(procès-verbal de la séance du mercredi 27 novembre 2002)

Le président Pascal CLÉMENT : Estimez-vous nécessaire que la loi intervienne pour renforcer l’encadrement des professions du chiffre et de l’analyse ? Selon quels axes ? Les entreprises françaises cotées à Wall Street sont-elles à même de se conformer aux nouvelles prescriptions imposées par la loi Sarbanes-Oxley ? Que pensez-vous notamment de l’obligation désormais imposée aux président, directeur général et directeurs financiers de certifier les comptes sous serment ? Pensez-vous qu’il convient de séparer, de manière organique, les fonctions d’analyse, de certification des comptes, et de conseil ? Faut-il interdire les agences de notation ? Êtes-vous favorables à la fin de l’auto-régulation pour votre profession, telle qu’elle se profile dans le projet de loi sur la sécurité financière ? Le président du comité des comptes d’Enron était l’un des plus éminents professeurs de Stanford. Comment faire en sorte que la règle de droit garantisse au mieux la sécurité financière et, in fine, la confiance des investisseurs ?

L’un des principaux cabinets d’audit français traverse actuellement une période de turbulences telles que la compagnie nationale des commissaires aux comptes et la cob se sont saisies du dossier. Sans entrer dans le détail de cette affaire, pensez-vous que la loi soit à même de régler les conflits d’intérêts entre les responsables de la doctrine comptable de ces cabinets et les auditeurs chargés d’intervenir chez des gros clients ? Le rapprochement annoncé entre l’organisme américain de définition des normes comptables, le fasb et l’organisme européen, l’iasb, qui devrait se traduire, avec la bénédiction de la Commission européenne, par une convergence des normes d’ici à 2005, ne va-t-il pas se traduire par une avancée d’abord favorable aux entreprises de culture anglo-saxonne ?

M. André-Paul BAHUON : La chute du cabinet Arthur Andersen a constitué un choc pour l’ensemble des acteurs.

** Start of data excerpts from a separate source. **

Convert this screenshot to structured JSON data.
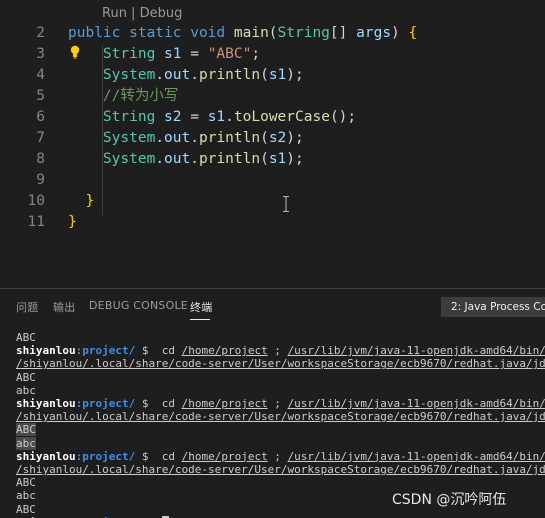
{
  "editor": {
    "codelens": "Run | Debug",
    "lines": [
      {
        "num": "2",
        "tokens": [
          {
            "t": "public ",
            "c": "kw"
          },
          {
            "t": "static ",
            "c": "kw"
          },
          {
            "t": "void ",
            "c": "kw"
          },
          {
            "t": "main",
            "c": "fn"
          },
          {
            "t": "(",
            "c": "pl"
          },
          {
            "t": "String",
            "c": "ty"
          },
          {
            "t": "[] ",
            "c": "pl"
          },
          {
            "t": "args",
            "c": "vr"
          },
          {
            "t": ") ",
            "c": "pl"
          },
          {
            "t": "{",
            "c": "br"
          }
        ]
      },
      {
        "num": "3",
        "tokens": [
          {
            "t": "    String ",
            "c": "ty"
          },
          {
            "t": "s1",
            "c": "vr"
          },
          {
            "t": " = ",
            "c": "pl"
          },
          {
            "t": "\"ABC\"",
            "c": "st"
          },
          {
            "t": ";",
            "c": "pl"
          }
        ]
      },
      {
        "num": "4",
        "tokens": [
          {
            "t": "    System",
            "c": "ty"
          },
          {
            "t": ".",
            "c": "pl"
          },
          {
            "t": "out",
            "c": "vr"
          },
          {
            "t": ".",
            "c": "pl"
          },
          {
            "t": "println",
            "c": "fn"
          },
          {
            "t": "(",
            "c": "pl"
          },
          {
            "t": "s1",
            "c": "vr"
          },
          {
            "t": ");",
            "c": "pl"
          }
        ]
      },
      {
        "num": "5",
        "tokens": [
          {
            "t": "    //转为小写",
            "c": "cm"
          }
        ]
      },
      {
        "num": "6",
        "tokens": [
          {
            "t": "    String ",
            "c": "ty"
          },
          {
            "t": "s2",
            "c": "vr"
          },
          {
            "t": " = ",
            "c": "pl"
          },
          {
            "t": "s1",
            "c": "vr"
          },
          {
            "t": ".",
            "c": "pl"
          },
          {
            "t": "toLowerCase",
            "c": "fn"
          },
          {
            "t": "();",
            "c": "pl"
          }
        ]
      },
      {
        "num": "7",
        "tokens": [
          {
            "t": "    System",
            "c": "ty"
          },
          {
            "t": ".",
            "c": "pl"
          },
          {
            "t": "out",
            "c": "vr"
          },
          {
            "t": ".",
            "c": "pl"
          },
          {
            "t": "println",
            "c": "fn"
          },
          {
            "t": "(",
            "c": "pl"
          },
          {
            "t": "s2",
            "c": "vr"
          },
          {
            "t": ");",
            "c": "pl"
          }
        ]
      },
      {
        "num": "8",
        "tokens": [
          {
            "t": "    System",
            "c": "ty"
          },
          {
            "t": ".",
            "c": "pl"
          },
          {
            "t": "out",
            "c": "vr"
          },
          {
            "t": ".",
            "c": "pl"
          },
          {
            "t": "println",
            "c": "fn"
          },
          {
            "t": "(",
            "c": "pl"
          },
          {
            "t": "s1",
            "c": "vr"
          },
          {
            "t": ");",
            "c": "pl"
          }
        ]
      },
      {
        "num": "9",
        "tokens": []
      },
      {
        "num": "10",
        "tokens": [
          {
            "t": "  ",
            "c": "pl"
          },
          {
            "t": "}",
            "c": "br"
          }
        ]
      },
      {
        "num": "11",
        "tokens": [
          {
            "t": "}",
            "c": "br"
          }
        ]
      }
    ]
  },
  "panel": {
    "tabs": [
      "问题",
      "输出",
      "DEBUG CONSOLE",
      "终端"
    ],
    "active_tab": "终端",
    "terminal_selector": "2: Java Process Con"
  },
  "terminal": {
    "user": "shiyanlou",
    "path": ":project/",
    "prompt_suffix": " $  ",
    "cmd_cd": "cd ",
    "cmd_dir": "/home/project",
    "cmd_sep": " ; ",
    "cmd_java": "/usr/lib/jvm/java-11-openjdk-amd64/bin/java -",
    "cont_line": "/shiyanlou/.local/share/code-server/User/workspaceStorage/ecb9670/redhat.java/jdt_ws/p",
    "lines": [
      {
        "type": "out",
        "text": "ABC"
      },
      {
        "type": "cmd"
      },
      {
        "type": "cont"
      },
      {
        "type": "out",
        "text": "ABC"
      },
      {
        "type": "out",
        "text": "abc"
      },
      {
        "type": "cmd"
      },
      {
        "type": "cont"
      },
      {
        "type": "out",
        "text": "ABC",
        "selected": true
      },
      {
        "type": "out",
        "text": "abc",
        "selected": true
      },
      {
        "type": "cmd"
      },
      {
        "type": "cont"
      },
      {
        "type": "out",
        "text": "ABC"
      },
      {
        "type": "out",
        "text": "abc"
      },
      {
        "type": "out",
        "text": "ABC"
      },
      {
        "type": "prompt"
      }
    ]
  },
  "watermark": "CSDN @沉吟阿伍"
}
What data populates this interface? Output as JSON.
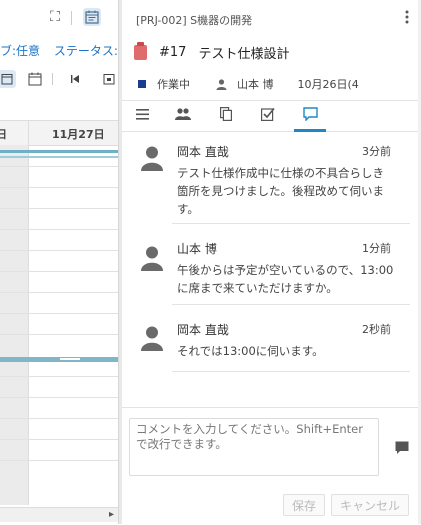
{
  "gantt": {
    "filters": [
      "ブ:任意",
      "ステータス:任"
    ],
    "date_prev": "日",
    "date_current": "11月27日",
    "scroll_right": "▸"
  },
  "task": {
    "project": "[PRJ-002] S機器の開発",
    "number": "#17",
    "title": "テスト仕様設計",
    "status": "作業中",
    "status_color": "#1a3d8f",
    "assignee": "山本 博",
    "date": "10月26日(4"
  },
  "tabs": [
    "list-icon",
    "people-icon",
    "copy-icon",
    "checklist-icon",
    "comment-icon"
  ],
  "comments": [
    {
      "author": "岡本 直哉",
      "time": "3分前",
      "text": "テスト仕様作成中に仕様の不具合らしき箇所を見つけました。後程改めて伺います。"
    },
    {
      "author": "山本 博",
      "time": "1分前",
      "text": "午後からは予定が空いているので、13:00に席まで来ていただけますか。"
    },
    {
      "author": "岡本 直哉",
      "time": "2秒前",
      "text": "それでは13:00に伺います。"
    }
  ],
  "compose": {
    "placeholder": "コメントを入力してください。Shift+Enterで改行できます。",
    "save_label": "保存",
    "cancel_label": "キャンセル"
  }
}
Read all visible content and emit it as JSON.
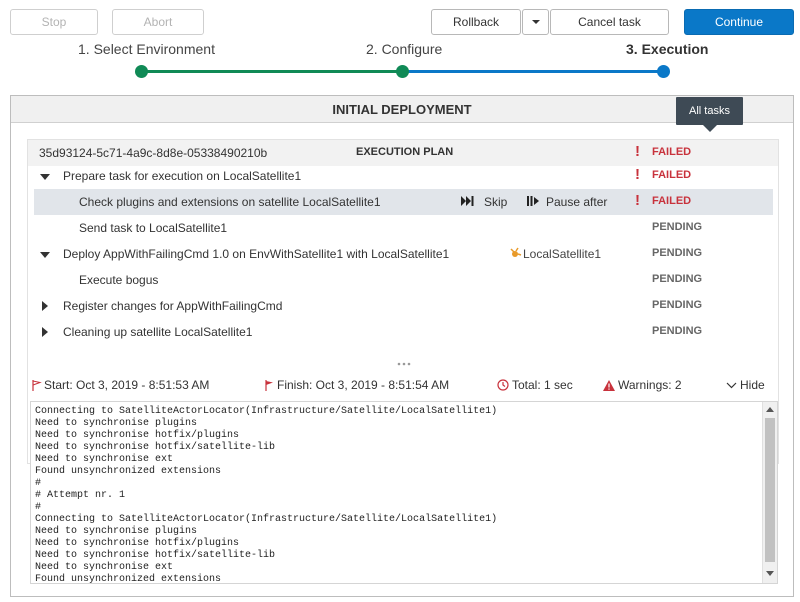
{
  "toolbar": {
    "stop_label": "Stop",
    "abort_label": "Abort",
    "rollback_label": "Rollback",
    "cancel_label": "Cancel task",
    "continue_label": "Continue"
  },
  "steps": [
    {
      "label": "1. Select Environment"
    },
    {
      "label": "2. Configure"
    },
    {
      "label": "3. Execution"
    }
  ],
  "panel": {
    "title": "INITIAL DEPLOYMENT",
    "tooltip": "All tasks"
  },
  "plan": {
    "id": "35d93124-5c71-4a9c-8d8e-05338490210b",
    "header": "EXECUTION PLAN",
    "header_status": "FAILED",
    "rows": [
      {
        "label": "Prepare task for execution on LocalSatellite1",
        "status": "FAILED"
      },
      {
        "label": "Check plugins and extensions on satellite LocalSatellite1",
        "status": "FAILED",
        "skip": "Skip",
        "pause": "Pause after"
      },
      {
        "label": "Send task to LocalSatellite1",
        "status": "PENDING"
      },
      {
        "label": "Deploy AppWithFailingCmd 1.0 on EnvWithSatellite1 with LocalSatellite1",
        "status": "PENDING",
        "target": "LocalSatellite1"
      },
      {
        "label": "Execute bogus",
        "status": "PENDING"
      },
      {
        "label": "Register changes for AppWithFailingCmd",
        "status": "PENDING"
      },
      {
        "label": "Cleaning up satellite LocalSatellite1",
        "status": "PENDING"
      }
    ]
  },
  "summary": {
    "start": "Start: Oct 3, 2019 - 8:51:53 AM",
    "finish": "Finish: Oct 3, 2019 - 8:51:54 AM",
    "total": "Total: 1 sec",
    "warnings": "Warnings: 2",
    "hide": "Hide"
  },
  "log": {
    "lines": [
      "Connecting to SatelliteActorLocator(Infrastructure/Satellite/LocalSatellite1)",
      "Need to synchronise plugins",
      "Need to synchronise hotfix/plugins",
      "Need to synchronise hotfix/satellite-lib",
      "Need to synchronise ext",
      "Found unsynchronized extensions",
      "#",
      "# Attempt nr. 1",
      "#",
      "Connecting to SatelliteActorLocator(Infrastructure/Satellite/LocalSatellite1)",
      "Need to synchronise plugins",
      "Need to synchronise hotfix/plugins",
      "Need to synchronise hotfix/satellite-lib",
      "Need to synchronise ext",
      "Found unsynchronized extensions"
    ]
  },
  "colors": {
    "accent": "#0a78c8",
    "done_step": "#108a56",
    "failed": "#c8323c"
  }
}
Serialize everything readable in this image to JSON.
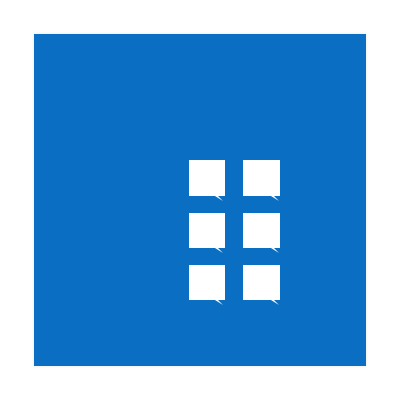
{
  "app_tile": {
    "icon": "grid-six-squares-icon",
    "background_color": "#0a6fc2",
    "icon_color": "#ffffff"
  }
}
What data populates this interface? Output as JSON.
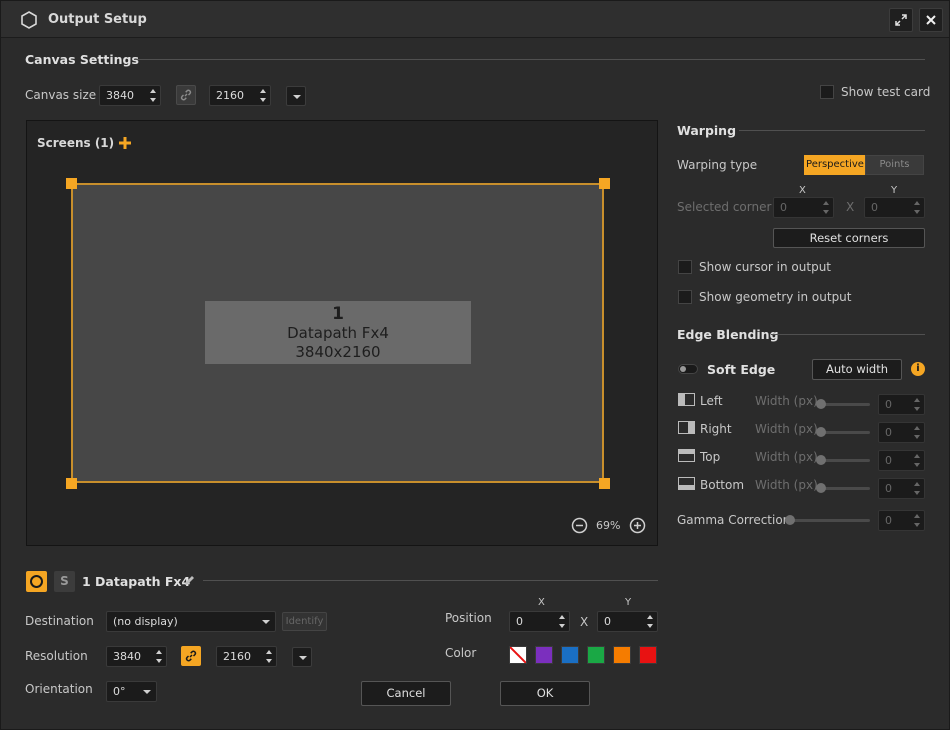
{
  "window": {
    "title": "Output Setup"
  },
  "canvas_settings": {
    "title": "Canvas Settings",
    "canvas_size_label": "Canvas size",
    "width": "3840",
    "height": "2160",
    "show_test_card_label": "Show test card"
  },
  "screens": {
    "title": "Screens (1)",
    "screen": {
      "number": "1",
      "name": "Datapath Fx4",
      "resolution": "3840x2160"
    },
    "zoom": "69%"
  },
  "warping": {
    "title": "Warping",
    "type_label": "Warping type",
    "type_options": [
      "Perspective",
      "Points"
    ],
    "selected_corner_label": "Selected corner",
    "x_header": "X",
    "y_header": "Y",
    "x_value": "0",
    "y_value": "0",
    "x_sep": "X",
    "reset_corners": "Reset corners",
    "show_cursor": "Show cursor in output",
    "show_geometry": "Show geometry in output"
  },
  "edge_blending": {
    "title": "Edge Blending",
    "soft_edge_label": "Soft Edge",
    "auto_width": "Auto width",
    "edges": [
      {
        "label": "Left",
        "width_label": "Width (px)",
        "value": "0"
      },
      {
        "label": "Right",
        "width_label": "Width (px)",
        "value": "0"
      },
      {
        "label": "Top",
        "width_label": "Width (px)",
        "value": "0"
      },
      {
        "label": "Bottom",
        "width_label": "Width (px)",
        "value": "0"
      }
    ],
    "gamma_label": "Gamma Correction",
    "gamma_value": "0"
  },
  "screen_props": {
    "title": "1 Datapath Fx4",
    "s_button": "S",
    "destination_label": "Destination",
    "destination_value": "(no display)",
    "identify": "Identify",
    "resolution_label": "Resolution",
    "res_width": "3840",
    "res_height": "2160",
    "orientation_label": "Orientation",
    "orientation_value": "0°",
    "position_label": "Position",
    "pos_x_header": "X",
    "pos_y_header": "Y",
    "pos_x": "0",
    "pos_y": "0",
    "pos_sep": "X",
    "color_label": "Color",
    "colors": [
      "#7b2fbe",
      "#1a6fc4",
      "#1aa845",
      "#f57c00",
      "#e81212"
    ]
  },
  "footer": {
    "cancel": "Cancel",
    "ok": "OK"
  }
}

Faut-il une loi pour autant ? Je ne peux plus penser que le législateur doive s’abstenir d’intervenir. Il y a quelques mois, je pensais que le cadre français était suffisant pour garantir le bon fonctionnement du système et que la réforme de la gouvernance d’entreprise, les dispositifs pris entre la profession de commissaires aux comptes et la Chancellerie, l’avaient rendu encore plus complets. Devant l’opinion publique, une nouvelle loi s’impose. Le cadre est différent en France de celui qui a commandé la loi Sarbanes-Oxley aux États-Unis. L’auditeur américain, auparavant, disposait d’une mission contractuelle définie avec le management de l’entreprise et dont le périmètre comprenait la certification des comptes, mais aussi la possibilité de conseil sur l’évolution des groupes de sociétés. Le cadre français, fixé depuis 1966, prévoit une mission légale de contrôle des comptes, de restitution d’opinion et révélation au procureur de la République de l’ensemble des infractions pouvant être commises par le dirigeant et les administrateurs. Cela n’existait pas aux États-Unis.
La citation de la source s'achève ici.